# Designing a Website



## Irishcat922 (Apr 21, 2005)

I have been designated as the new Website Manager at my Church. I want to redesign our website, any suggestions for any inexpensive and uncomplicated website design programs. i am a slightly technologically retarded, so I need something simple, and cheap that will look really cool. Here is a link to our present website I think it could use a little updating and dressing up.
http://www.opcfw.com/about_opc.shtml

[Edited on 4-22-2005 by Irishcat922]


----------



## blhowes (Apr 21, 2005)

Sean,
If you're not real familiar with HTML, you might try downloading CoffeeCup Software. I used it for a while a few years back and its very user friendly. Its shareware so you can download it and check it out before buying it.
Bob

[Edited on 4-22-2005 by blhowes]


----------



## Irishcat922 (Apr 21, 2005)

Thanks Bob I'll check it out!


----------



## larryjf (May 10, 2005)

If you need some help with the programming or anything, i would be more than happy to help you out.

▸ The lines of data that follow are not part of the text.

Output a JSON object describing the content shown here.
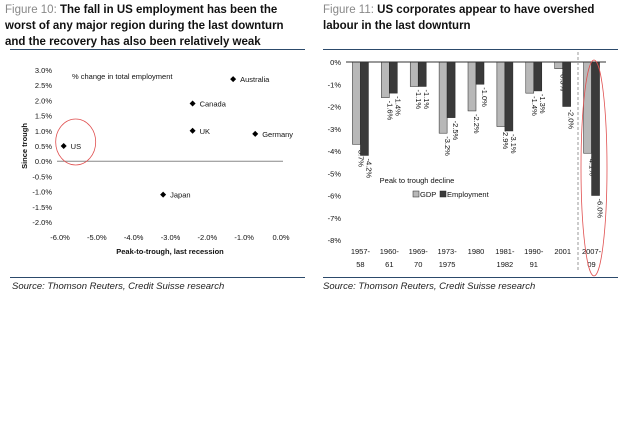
{
  "chart_data": [
    {
      "type": "scatter",
      "figure_label": "Figure 10:",
      "title": "The fall in US employment has been the worst of any major region during the last downturn and the recovery has also been relatively weak",
      "annotation": "% change in total employment",
      "xlabel": "Peak-to-trough, last recession",
      "ylabel": "Since trough",
      "xlim": [
        -6.0,
        0.0
      ],
      "ylim": [
        -2.0,
        3.0
      ],
      "xticks": [
        "-6.0%",
        "-5.0%",
        "-4.0%",
        "-3.0%",
        "-2.0%",
        "-1.0%",
        "0.0%"
      ],
      "yticks": [
        "3.0%",
        "2.5%",
        "2.0%",
        "1.5%",
        "1.0%",
        "0.5%",
        "0.0%",
        "-0.5%",
        "-1.0%",
        "-1.5%",
        "-2.0%"
      ],
      "points": [
        {
          "label": "US",
          "x": -5.9,
          "y": 0.5,
          "highlighted": true
        },
        {
          "label": "Japan",
          "x": -3.2,
          "y": -1.1
        },
        {
          "label": "UK",
          "x": -2.4,
          "y": 1.0
        },
        {
          "label": "Canada",
          "x": -2.4,
          "y": 1.9
        },
        {
          "label": "Australia",
          "x": -1.3,
          "y": 2.7
        },
        {
          "label": "Germany",
          "x": -0.7,
          "y": 0.9
        }
      ],
      "source": "Source: Thomson Reuters, Credit Suisse research",
      "highlight_color": "#e05050"
    },
    {
      "type": "bar",
      "figure_label": "Figure 11:",
      "title": "US corporates appear to have overshed labour in the last downturn",
      "annotation": "Peak to trough decline",
      "ylim": [
        -8,
        0
      ],
      "yticks": [
        "0%",
        "-1%",
        "-2%",
        "-3%",
        "-4%",
        "-5%",
        "-6%",
        "-7%",
        "-8%"
      ],
      "categories": [
        [
          "1957-",
          "58"
        ],
        [
          "1960-",
          "61"
        ],
        [
          "1969-",
          "70"
        ],
        [
          "1973-",
          "1975"
        ],
        [
          "1980",
          ""
        ],
        [
          "1981-",
          "1982"
        ],
        [
          "1990-",
          "91"
        ],
        [
          "2001",
          ""
        ],
        [
          "2007-",
          "09"
        ]
      ],
      "series": [
        {
          "name": "GDP",
          "color": "#b8b8b8",
          "values": [
            -3.7,
            -1.6,
            -1.1,
            -3.2,
            -2.2,
            -2.9,
            -1.4,
            -0.3,
            -4.1
          ]
        },
        {
          "name": "Employment",
          "color": "#3a3a3a",
          "values": [
            -4.2,
            -1.4,
            -1.1,
            -2.5,
            -1.0,
            -3.1,
            -1.3,
            -2.0,
            -6.0
          ]
        }
      ],
      "legend": "bottom-center",
      "highlighted_category": "2007-09",
      "source": "Source: Thomson Reuters, Credit Suisse research"
    }
  ]
}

I have some examples of web designs on my site...
http://lbray.prohosting.com/webdesign/examples.html

I can also hook you up with programs to read the ESV bible through your church site and have discussion forums like this one if you want. (provided the server is Microsoft, allowing ASP programs)

[Edited on 5-10-2005 by larryjf]


----------



## crhoades (May 10, 2005)

For a cool software that allows you to do a lot of cool Flash type of thing check out Swish: http://www.swishzone.com/

They also have prebuilt templates that you can work with. Check out the free download if you want to play with it to check it out.


----------



## ChristianasJourney (May 11, 2005)

I've heard that sitespinner.com is really good and simple.


----------